И долгие годы не изменяла традиции. Разными оказывались только места: это могли быть карусели, кукольный театр, потом музыкальный театр или представление гастролирующего цирка. Постоянным оставалось правило: не собирать гостей и не выслушивать дежурные пожелания. Когда бабуля постарела, а Никита вырос, компанию Нине составляла школьная подружка Аня, с которой Нина как села во втором классе за одну парту, так и не расставалась больше никогда.

Свои двадцать пять лет Нина решила встретить в Калининградской области, забронировав экскурсию на Куршскую косу. По традиции она уехала из дома, чтобы не отмечать день рожденья. Отсутствие компании её не смущало. Конечно, если бы рядом была Анюта, было бы гораздо веселей. Но Анютин муж Пашка и сынок Алёшенька, которого Анюта родила через год после свадьбы, не поддерживали идею раздельного отдыха с женой и мамой, а другой подходящей компании у Нины не было. Да и не хотелось ей делить свой день с кем-то, кроме Ани.

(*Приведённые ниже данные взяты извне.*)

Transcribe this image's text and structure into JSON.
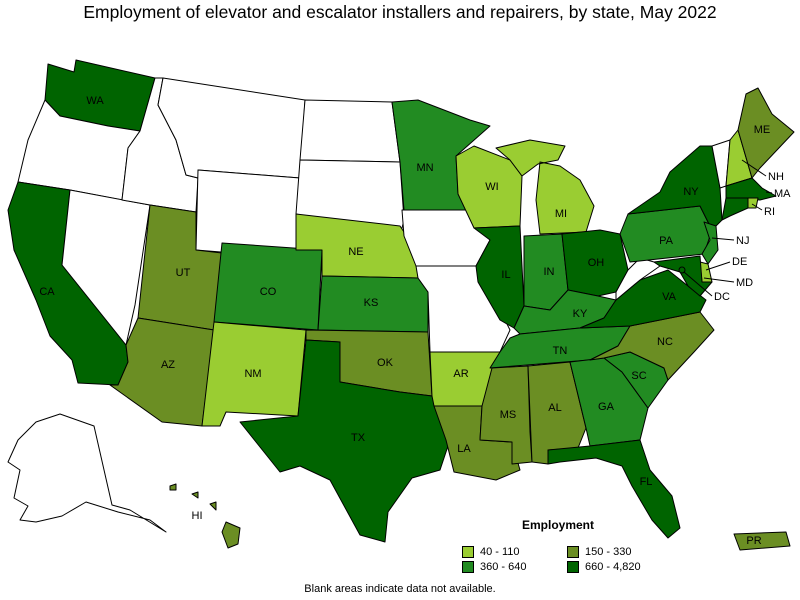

Но Нина ни капельки не грустила, она научилась радоваться жизни и в одиночестве. Утренний комплимент в виде круассанов и кофе в номер от гостиницы, где она остановилась в Калининграде, задал отличный настрой на целый день. Стоял солнечный мартовский день. Конечно, балтийский холодный ветер не давал забывать о том, что весна ещё только началась, но что этот холод по сравнению с неописуемыми впечатлениями от природы Куршской косы, от запаха Балтийского моря, от одновременного созерцания залива и бескрайних морских просторов! Нина чувствовала себя абсолютно счастливой. Море, пусть холодное и пока ещё неприветливое, завораживало своей глубиной и мощью, обманчивыми мягкими волнами и ленивыми белыми барашками у берега. На него можно было смотреть снова и снова, не отрывая взгляда от казавшейся бескрайней глади, всматриваясь в редкие пятнышки судов на горизонте.

После экскурсии девушка забрела в один из крупных торговых центров и порадовала себя симпатичными серебряными серёжками со знаменитым на весь мир янтарём. Походив по магазинам, Нина зашла в уютный рыбный ресторанчик и провела там пару часов, наслаждаясь вкусной едой, неплохим шампанским и наблюдая за посетителями и официантами. Она вообще любила смотреть на людей. Со своей внешностью Нина оказывалась незаметной, на неё никто не обращал внимания, и девушке удавалось подмечать настоящие эмоции на лицах, которые появляются только если человек уверен, что его никто не видит.

Уже в гостинице Нина открыла планшет и вошла в сеть. Странички в социальных сетях пестрели записями на стене, всевозможными подарками, поздравительными картинками и сообщениями с пожеланиями. Поздравили даже люди, которые давно исчезли из её жизни. И это, безусловно, доставило массу приятных эмоций.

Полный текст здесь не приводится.